COLUMN: Answering questions about landfill revenue, state support of 2025 closure in Seneca Falls

Earlier this week on The Debrief Podcast a discussion about the future of Seneca Meadows in the town of Seneca Falls prompted co-host Ted Baker to pose a question about the Town’s financial future. It spurred concern from activists who have sought to see Local Law 3 of 2016 followed- and Seneca Meadows Landfill closed in 2025.

The question: Should residents be worried about landfill revenue and its impact on future taxes?

The Town receives money from Seneca Meadows through a host agreement. The money has not been budgeted in its entirety in recent years, despite some claims otherwise. For a number of years, the host agreement has meant upwards of $3 million (or more) annually being sent to the Town by Seneca Meadows.

Here’s how much host agreement money has been used in the Town’s budget:

2018: $0
2019: $1,974,293
2020: $1,159,014.23
2021: $1,421,948

The proposal for 2022, so far, has indicated using $1,091,948 from the host agreement with Seneca Meadows for the Town’s budget. That has not been finalized yet.

Leftover revenue from the host agreement with Seneca Meadows has been placed into reserves, or used for various infrastructure projects. To date, the Town has approximately $9.9 million in reserve.

Advocates say the approach has been simple: Slowly remove landfill revenue from the Town’s budget equation each year. The idea being that while doing so taxes will not increase sharply at one time.

So, will $3 million be removed from the Town’s budget if the landfill closed? No. Not under the philosophy that the Town Board has operated in budgeting since 2018. If a future Town Board opted to use more of the landfill revenue, then that could be entirely possible.

What about the state’s role in closure? Will they allow Seneca Meadows to shutter in 2025?

A letter from Former State Senator Mike Nozzolio, dated March 30, 2016 when Local Law 3 was in the headlines for its adoption, breaks down the exact powers of the Town and New York State, as it moves through the process of enacting a Local Law 3, and mandating closure of Seneca Meadows.

“At my request, a legal analysis was conducted reviewing the applicable laws of New York State, the United States Code, local land use law, including the code of Seneca Falls, the Permit issued by the Town of Seneca Falls, and the Host Agreement the Town of Seneca Falls entered into with Seneca Meadows Landfill,” the letter to then-Town Board members begins. Counsel to the New York State Senate oversaw the review.

“While the New York State Department of Environmental Conservation can provide technical information, the Town of Seneca Falls is clearly the only appropriate government entity with the power and authority to compel Seneca Meadows to comply with Town law, and the Host Agreement, including site planning, permits, land use questions, and [future construction].”

In short, ‘home rule’ trumps any pressures that New York State might feel about one of the largest landfills closing.

What did that state Senate analysis find?

“The Town of Seneca Falls is the exclusive entity with the power and legal authority to determine the site location of a landfill, and whether such a landfill will be allowed to operate within its jurisdiction.
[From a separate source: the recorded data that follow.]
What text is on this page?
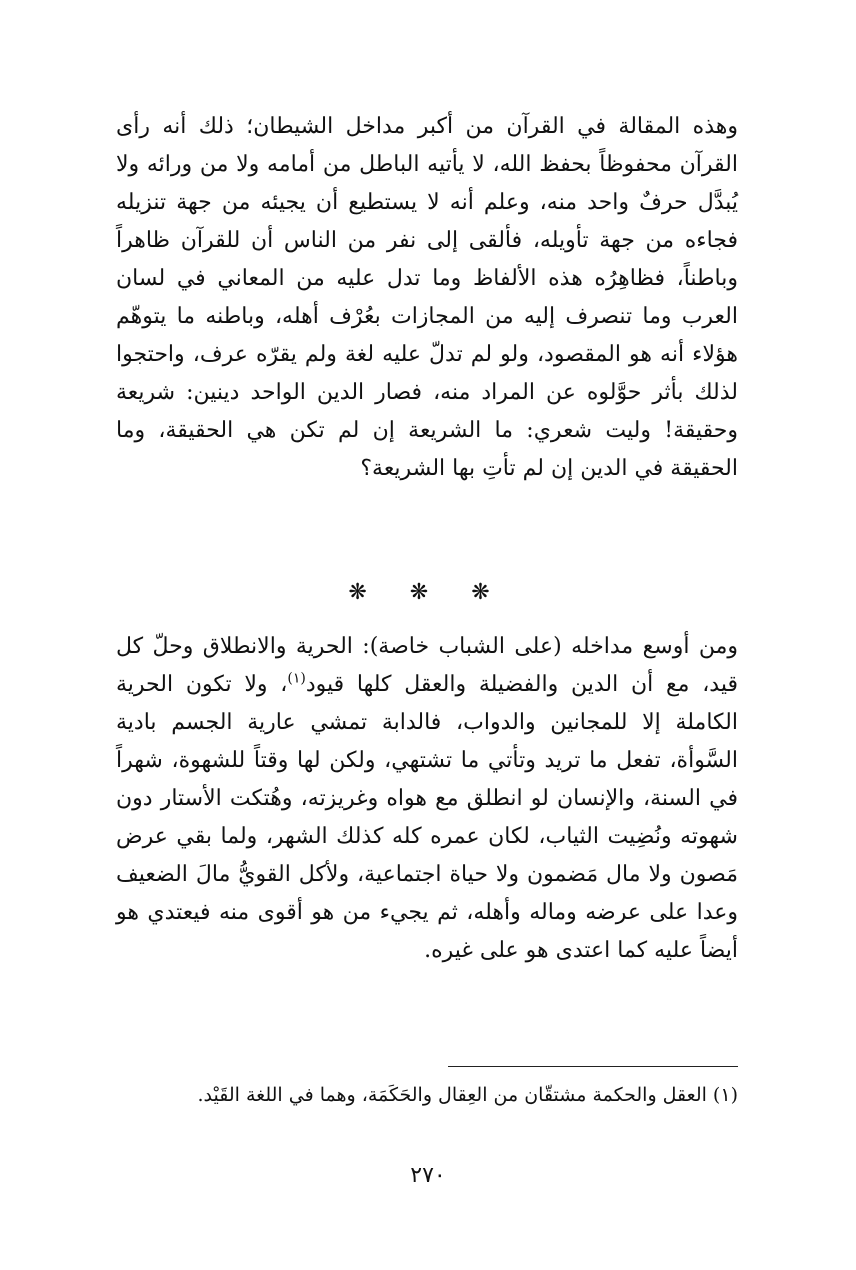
وهذه المقالة في القرآن من أكبر مداخل الشيطان؛ ذلك أنه رأى القرآن محفوظاً بحفظ الله، لا يأتيه الباطل من أمامه ولا من ورائه ولا يُبدَّل حرفٌ واحد منه، وعلم أنه لا يستطيع أن يجيئه من جهة تنزيله فجاءه من جهة تأويله، فألقى إلى نفر من الناس أن للقرآن ظاهراً وباطناً، فظاهِرُه هذه الألفاظ وما تدل عليه من المعاني في لسان العرب وما تنصرف إليه من المجازات بعُرْف أهله، وباطنه ما يتوهّم هؤلاء أنه هو المقصود، ولو لم تدلّ عليه لغة ولم يقرّه عرف، واحتجوا لذلك بأثر حوَّلوه عن المراد منه، فصار الدين الواحد دينين: شريعة وحقيقة! وليت شعري: ما الشريعة إن لم تكن هي الحقيقة، وما الحقيقة في الدين إن لم تأتِ بها الشريعة؟

❋ ❋ ❋

ومن أوسع مداخله (على الشباب خاصة): الحرية والانطلاق وحلّ كل قيد، مع أن الدين والفضيلة والعقل كلها قيود$^{(١)}$، ولا تكون الحرية الكاملة إلا للمجانين والدواب، فالدابة تمشي عارية الجسم بادية السَّوأة، تفعل ما تريد وتأتي ما تشتهي، ولكن لها وقتاً للشهوة، شهراً في السنة، والإنسان لو انطلق مع هواه وغريزته، وهُتكت الأستار دون شهوته ونُضِيت الثياب، لكان عمره كله كذلك الشهر، ولما بقي عرض مَصون ولا مال مَضمون ولا حياة اجتماعية، ولأكل القويُّ مالَ الضعيف وعدا على عرضه وماله وأهله، ثم يجيء من هو أقوى منه فيعتدي هو أيضاً عليه كما اعتدى هو على غيره.

(١) العقل والحكمة مشتقّان من العِقال والحَكَمَة، وهما في اللغة القَيْد.

٢٧٠
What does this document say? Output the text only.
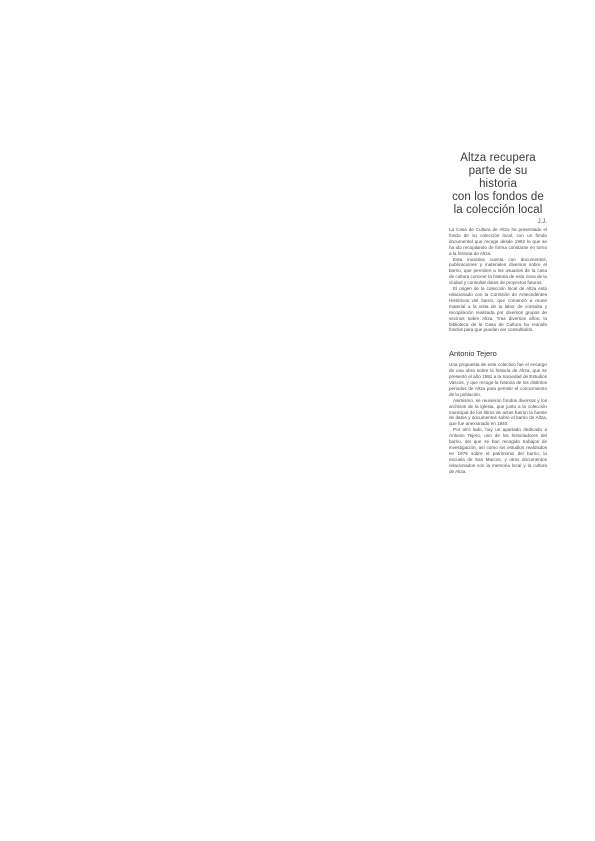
Altza recupera
parte de su historia
con los fondos de
la colección local
J.J.

La Casa de Cultura de Altza ha presentado el fondo de su colección local, con un fondo documental que recoge desde 1992 lo que se ha ido recopilando de forma constante en torno a la historia de Altza.

Esta iniciativa cuenta con documentos, publicaciones y materiales diversos sobre el barrio, que permiten a los usuarios de la casa de cultura conocer la historia de esta zona de la ciudad y consultar datos de proyectos futuros.

El origen de la colección local de Altza está relacionado con la Comisión de Antecedentes Históricos del barrio, que comenzó a reunir material a la vista de la labor de consulta y recopilación realizada por diversos grupos de vecinos sobre Altza. Tras diversos años, la biblioteca de la Casa de Cultura ha reunido fondos para que puedan ser consultados.

Antonio Tejero

Una propuesta de este colectivo fue el encargo de una obra sobre la historia de Altza, que se presentó el año 1991 a la Sociedad de Estudios Vascos, y que recoge la historia de los distintos periodos de Altza para permitir el conocimiento de la población.

Asimismo, se reunieron fondos diversos y los archivos de la iglesia, que junto a la colección municipal de los libros de actas fueron la fuente de datos y documentos sobre el barrio de Altza, que fue anexionado en 1940.

Por otro lado, hay un apartado dedicado a Antonio Tejero, uno de los historiadores del barrio, del que se han recogido trabajos de investigación, así como los estudios realizados en 1979 sobre el patrimonio del barrio, la escuela de San Marcos, y otros documentos relacionados con la memoria local y la cultura de Altza.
Throughout our Nation’s history, our laws rightfully require critically important zoning and land use decisions to be made at the local government level. The New York State Senate has always been respectful of those laws. The enforcement of actions taken by local zoning boards, planning boards and Town Boards in their issuance of permits and other agreements, must be undertaken by the locality, and in the question posed by this analysis, that is the elected members of the Seneca Falls Town Board.”

Want to read the full-letter? Check it out here.

To be clear there is follow-up reporting to be done regarding the state’s role in closure.

Will New York State abide by existing legal precedent and home rule? Based on the Nozzolio letter and Senate Counsel analysis, the answer is the State should follow Seneca Falls’ lead. If Local Law 3 is on the books, then New York would have to abide by it, as much as the Town and Seneca Meadows would.